The High Road | Sunday Observer

The High Road

19 May, 2019

After the horrific events of Easter Sunday, the universal principles of harmonious co-existence and reconciliation espoused by my late father, Judge CG Weeramantry, reverberate with deep relevance. This is an opportune moment in time to pause and reflect on some of his ideas.

A central thread in my father’s writing was bridge-building. He was referring not to physical bridges but to bridges of understanding. To him, these metaphorical structures facilitated much needed pathways toward peace and justice. An essential component of these bridges comprised an understanding of religion.

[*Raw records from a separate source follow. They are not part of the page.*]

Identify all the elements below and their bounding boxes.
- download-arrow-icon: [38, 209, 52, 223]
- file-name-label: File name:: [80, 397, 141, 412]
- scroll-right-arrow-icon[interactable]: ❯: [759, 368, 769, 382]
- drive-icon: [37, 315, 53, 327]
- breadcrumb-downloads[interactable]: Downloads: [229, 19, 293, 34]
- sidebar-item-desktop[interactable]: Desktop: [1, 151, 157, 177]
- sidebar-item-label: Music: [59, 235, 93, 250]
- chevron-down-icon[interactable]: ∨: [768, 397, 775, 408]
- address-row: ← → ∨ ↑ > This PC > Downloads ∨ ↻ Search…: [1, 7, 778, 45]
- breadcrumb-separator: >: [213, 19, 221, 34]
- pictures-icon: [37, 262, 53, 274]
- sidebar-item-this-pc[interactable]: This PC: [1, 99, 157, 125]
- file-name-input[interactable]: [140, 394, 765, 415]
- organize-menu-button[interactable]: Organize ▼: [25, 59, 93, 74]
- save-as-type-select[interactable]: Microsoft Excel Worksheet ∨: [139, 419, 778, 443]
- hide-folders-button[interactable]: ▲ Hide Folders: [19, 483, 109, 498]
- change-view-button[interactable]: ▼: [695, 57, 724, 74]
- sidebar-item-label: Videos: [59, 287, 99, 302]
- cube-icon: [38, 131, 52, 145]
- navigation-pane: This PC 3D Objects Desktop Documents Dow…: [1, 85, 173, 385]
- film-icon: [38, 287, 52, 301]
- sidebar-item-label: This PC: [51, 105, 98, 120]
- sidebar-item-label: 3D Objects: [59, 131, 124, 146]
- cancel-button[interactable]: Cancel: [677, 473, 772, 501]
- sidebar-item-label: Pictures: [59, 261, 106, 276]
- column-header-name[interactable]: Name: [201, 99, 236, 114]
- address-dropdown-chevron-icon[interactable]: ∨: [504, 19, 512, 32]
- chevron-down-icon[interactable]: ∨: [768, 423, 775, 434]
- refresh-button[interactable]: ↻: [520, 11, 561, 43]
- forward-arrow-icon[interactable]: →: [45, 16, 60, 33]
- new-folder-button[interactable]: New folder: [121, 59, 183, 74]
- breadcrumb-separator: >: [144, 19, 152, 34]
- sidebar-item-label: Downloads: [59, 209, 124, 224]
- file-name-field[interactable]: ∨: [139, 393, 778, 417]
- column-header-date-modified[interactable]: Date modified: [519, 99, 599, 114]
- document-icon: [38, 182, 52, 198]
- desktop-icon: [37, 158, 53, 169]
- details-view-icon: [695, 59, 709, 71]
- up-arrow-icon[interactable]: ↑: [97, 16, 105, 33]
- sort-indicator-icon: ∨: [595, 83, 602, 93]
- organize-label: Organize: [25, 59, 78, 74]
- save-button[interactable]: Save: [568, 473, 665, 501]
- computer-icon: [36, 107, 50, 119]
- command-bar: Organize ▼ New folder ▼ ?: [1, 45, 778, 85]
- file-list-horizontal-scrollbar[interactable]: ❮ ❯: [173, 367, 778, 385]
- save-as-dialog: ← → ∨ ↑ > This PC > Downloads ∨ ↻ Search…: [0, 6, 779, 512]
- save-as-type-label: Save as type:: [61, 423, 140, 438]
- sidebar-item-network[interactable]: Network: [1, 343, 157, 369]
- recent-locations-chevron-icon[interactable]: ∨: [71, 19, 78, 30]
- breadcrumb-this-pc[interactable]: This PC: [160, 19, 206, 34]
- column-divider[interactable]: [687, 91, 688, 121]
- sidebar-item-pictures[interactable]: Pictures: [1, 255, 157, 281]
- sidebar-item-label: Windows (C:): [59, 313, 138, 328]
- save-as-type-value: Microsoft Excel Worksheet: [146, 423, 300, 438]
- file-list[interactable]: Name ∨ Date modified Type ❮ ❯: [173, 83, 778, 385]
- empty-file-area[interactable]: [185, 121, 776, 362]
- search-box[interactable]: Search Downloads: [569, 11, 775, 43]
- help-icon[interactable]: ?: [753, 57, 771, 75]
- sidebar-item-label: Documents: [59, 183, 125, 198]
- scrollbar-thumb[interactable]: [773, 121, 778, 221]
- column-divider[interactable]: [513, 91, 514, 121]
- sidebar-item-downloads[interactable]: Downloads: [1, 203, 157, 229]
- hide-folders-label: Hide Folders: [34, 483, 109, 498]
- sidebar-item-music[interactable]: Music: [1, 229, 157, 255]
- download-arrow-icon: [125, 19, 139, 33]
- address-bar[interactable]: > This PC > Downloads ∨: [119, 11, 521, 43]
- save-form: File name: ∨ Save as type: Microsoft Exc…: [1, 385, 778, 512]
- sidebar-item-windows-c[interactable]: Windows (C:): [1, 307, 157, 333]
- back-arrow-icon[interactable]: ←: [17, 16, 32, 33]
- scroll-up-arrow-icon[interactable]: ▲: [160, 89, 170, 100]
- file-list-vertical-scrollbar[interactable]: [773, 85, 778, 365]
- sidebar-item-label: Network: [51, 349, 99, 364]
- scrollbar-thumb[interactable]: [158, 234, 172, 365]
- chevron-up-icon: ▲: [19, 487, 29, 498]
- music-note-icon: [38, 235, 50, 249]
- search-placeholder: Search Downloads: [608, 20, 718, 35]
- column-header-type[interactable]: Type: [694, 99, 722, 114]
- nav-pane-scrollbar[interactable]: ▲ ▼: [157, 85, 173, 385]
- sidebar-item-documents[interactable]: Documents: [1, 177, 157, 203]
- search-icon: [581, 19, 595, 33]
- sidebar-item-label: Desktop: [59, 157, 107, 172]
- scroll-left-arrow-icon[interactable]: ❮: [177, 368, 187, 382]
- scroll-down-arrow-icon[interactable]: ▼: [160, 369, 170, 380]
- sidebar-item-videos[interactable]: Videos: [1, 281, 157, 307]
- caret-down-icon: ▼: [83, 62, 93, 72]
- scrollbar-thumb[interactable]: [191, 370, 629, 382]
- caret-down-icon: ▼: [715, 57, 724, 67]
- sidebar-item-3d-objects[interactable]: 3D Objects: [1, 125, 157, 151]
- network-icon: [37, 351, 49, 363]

In the world’s great religions, my father saw common elements that formed a universal wisdom and vision, transcending nationality, race and culture.

In the difficult circumstances facing the nation at present, a crucial aspect of this understanding is the need for non-Muslims to grasp the true message of mainstream Islam. In his book Islamic Jurisprudence: Some International Perspectives, my father expressed his concern that “Islamic law and institutions are the subject of a great deal of misinformation and misunderstanding, which needed to be corrected in the interests of international harmony.” He went on to highlight the necessity for the non-Islamic world to “become familiar with the basic essentials of this great body of jurisprudence. An important barrier to international understanding is the widespread lack of information regarding Islam.

“Lack of information leads to misunderstandings and prejudices which in their turn lead to bitterness. Out of bitterness come tensions, national and international. … The cause of international harmony urgently requires that bridges of appreciation be built between the non-Islamic and the Islamic worlds.

“Each has too much to offer the other for either section of mankind to discount the other’s contribution as unimportant to its intellectual heritage or to its daily concerns.”

I expect that my father would have emphasised that the real teachings of Islam play no part in the massacre of innocents on Easter Sunday and that its followers should not be tainted or prejudged by those monstrous acts.

He would have drawn attention to the wise virtues of the Prophet Mohammed, as he did in An Invitation to the Law:

“The strength of the Prophet’s personality, the fervour with which he preached his message of equality, kindness and love and his opposition to discriminations based on aristocracy, race or colour are well reflected in his farewell sermon [at Mount Arafat] to his people – an outstanding human rights document insufficiently known outside of the Islamic world.”

He would also have noted that the Islamic faith contains notions of caring, human dignity, fairness, equality, individual freedom, tolerance and the presumption of innocence as he did in his book Islamic Jurisprudence.

As a part of his stress on inter-faith understanding, he would also have referred to Christianity, particularly given the deliberate targeting of churches.

In The Lord’s Prayer: Bridge to a Better World, he discusses the Prayer’s call for forgiveness and observes that the world “is torn with disputes arising from wrongs done in the past, and grievances carried into the future.

As long as the wrongs linger unforgiven, they keep resentment alive, and resentment feeds upon itself. It leads to reprisals, and the reprisals to new resentments. Unless that vicious spiral is broken, the lack of forgiveness has soon turned itself into hatred.

The international tensions that swirl around us are largely the result of attitudes of hatred that have simmered long in silent resentment, before being translated into action.”

These thoughts have deep stores of relevance to all Sri Lankans at this juncture. Pertinently, they formed an integral part of the message of the Catholic Archbishop of Colombo, who – in a televised mass after Easter Sunday – prayed that “in this country there will be peace and co-existence and understanding each other without division.”

This line of thinking also resonates in the appeals of Muslim, Buddhist and Hindu religious leaders in this country for calm and tolerance in the wake of the bombings.

I should also mention that in an unpublished manuscript he was writing before he passed away, my father reflected on Christ’s teachings and observed that “the humanitarian conduct taught by Christ extends to every single person with whom we come in contact – even to one’s enemies.”

He adds that the teachings of Christ provide the high road: “Unprecedented problems beset us everywhere, and answers to them must be urgently sought. Christ’s teachings are a rich repository of such answers but are sadly neglected, with lip-service being paid to them without an effort to translate them into practice.”

Even though he urged the world to take a higher road that is indeed difficult to traverse in times of trouble and uncertainty, he was also pragmatic.

As he acknowledged in Towards One World, “my efforts [at bridge-building] are indeed infinitesimal compared to the totality of effort required. Yet I am convinced that every individual contribution can help eventually to tilt the scales in favour of a better future for all.”

This message can be extended to present day Sri Lanka. The way forward for reconciliation is in every Sri Lankan’s hands.

As my father would have stressed, there are solutions to the way forward contained within the religions directly affected by the Easter Sunday massacres. Those faiths and the humane principles behind them should not be ignored.

While he is not with us any more to provide a beacon of light in these times of hardship and healing, his writings provide solace and a much needed moral compass. If his work is in any small way used to motivate or move toward peace and reconciliation in the current situation, he would have been immensely satisfied.